Absolutes define the essence of the Christian life. You must believe these in order to be a Christian. We call them ABSOLUTE TRUTH. It is absolute that you must proclaim Jesus to be the Son of God, the Messiah. You must believe He died for our sins, so we could be forgiven, and He rose from the dead. Those are absolutes. There really is no room for a discussion on this.

Then we have convictions.

Convictions are strongly held scriptural beliefs. A conviction is a firm or fixed belief. Examples of convictions would be the belief that people should join a church to become members, that people should be baptize after they believe in Jesus. These may be convictions, but I’m not going to battle over these.
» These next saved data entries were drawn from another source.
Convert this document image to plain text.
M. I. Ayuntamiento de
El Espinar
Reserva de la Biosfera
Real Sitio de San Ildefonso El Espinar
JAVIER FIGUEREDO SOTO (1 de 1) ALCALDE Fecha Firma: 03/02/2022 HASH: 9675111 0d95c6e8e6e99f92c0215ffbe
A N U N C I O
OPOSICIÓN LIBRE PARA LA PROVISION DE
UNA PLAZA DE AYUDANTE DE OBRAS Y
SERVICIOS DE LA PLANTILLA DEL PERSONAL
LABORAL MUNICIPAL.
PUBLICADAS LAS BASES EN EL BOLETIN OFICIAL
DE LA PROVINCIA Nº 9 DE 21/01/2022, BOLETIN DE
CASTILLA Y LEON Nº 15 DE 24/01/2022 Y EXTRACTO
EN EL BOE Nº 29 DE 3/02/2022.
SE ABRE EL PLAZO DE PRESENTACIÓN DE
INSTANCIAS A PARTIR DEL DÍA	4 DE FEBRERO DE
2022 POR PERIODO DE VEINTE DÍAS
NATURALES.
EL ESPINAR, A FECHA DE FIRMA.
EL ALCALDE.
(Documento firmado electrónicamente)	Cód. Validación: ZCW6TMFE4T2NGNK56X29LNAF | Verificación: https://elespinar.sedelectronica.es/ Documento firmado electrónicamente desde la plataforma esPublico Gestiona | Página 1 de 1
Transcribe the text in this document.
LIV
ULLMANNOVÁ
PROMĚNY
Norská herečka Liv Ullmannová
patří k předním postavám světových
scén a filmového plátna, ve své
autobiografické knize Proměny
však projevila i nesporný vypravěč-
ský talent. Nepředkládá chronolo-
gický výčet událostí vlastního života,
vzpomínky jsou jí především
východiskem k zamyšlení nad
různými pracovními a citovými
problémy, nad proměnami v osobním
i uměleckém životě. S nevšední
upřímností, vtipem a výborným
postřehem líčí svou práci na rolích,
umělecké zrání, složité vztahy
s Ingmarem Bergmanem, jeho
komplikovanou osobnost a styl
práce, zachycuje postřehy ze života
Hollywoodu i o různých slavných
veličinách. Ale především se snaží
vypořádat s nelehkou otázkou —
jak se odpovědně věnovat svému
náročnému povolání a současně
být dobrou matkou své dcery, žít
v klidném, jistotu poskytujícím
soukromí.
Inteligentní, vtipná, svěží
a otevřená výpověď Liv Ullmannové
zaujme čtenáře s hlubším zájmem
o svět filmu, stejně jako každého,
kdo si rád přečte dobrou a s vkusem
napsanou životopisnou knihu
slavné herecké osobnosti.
The last section would be PREFERENCES.

Preferences are simply our opinions. These are less-clear. We have lots of preferences. Some would rather be in warm weather, others in cold. Some chocolate, others vanilla. Some prefer a truck, others a car. It’s a matter of preference. It’s your opinion, based on your likes and wants. That’s it.

Here’s where the problems come in, and this was the problem in the early church.

Too many people take their preferences and treat them like an absolute. This is where legalism, self-righteousness and arrogance come in.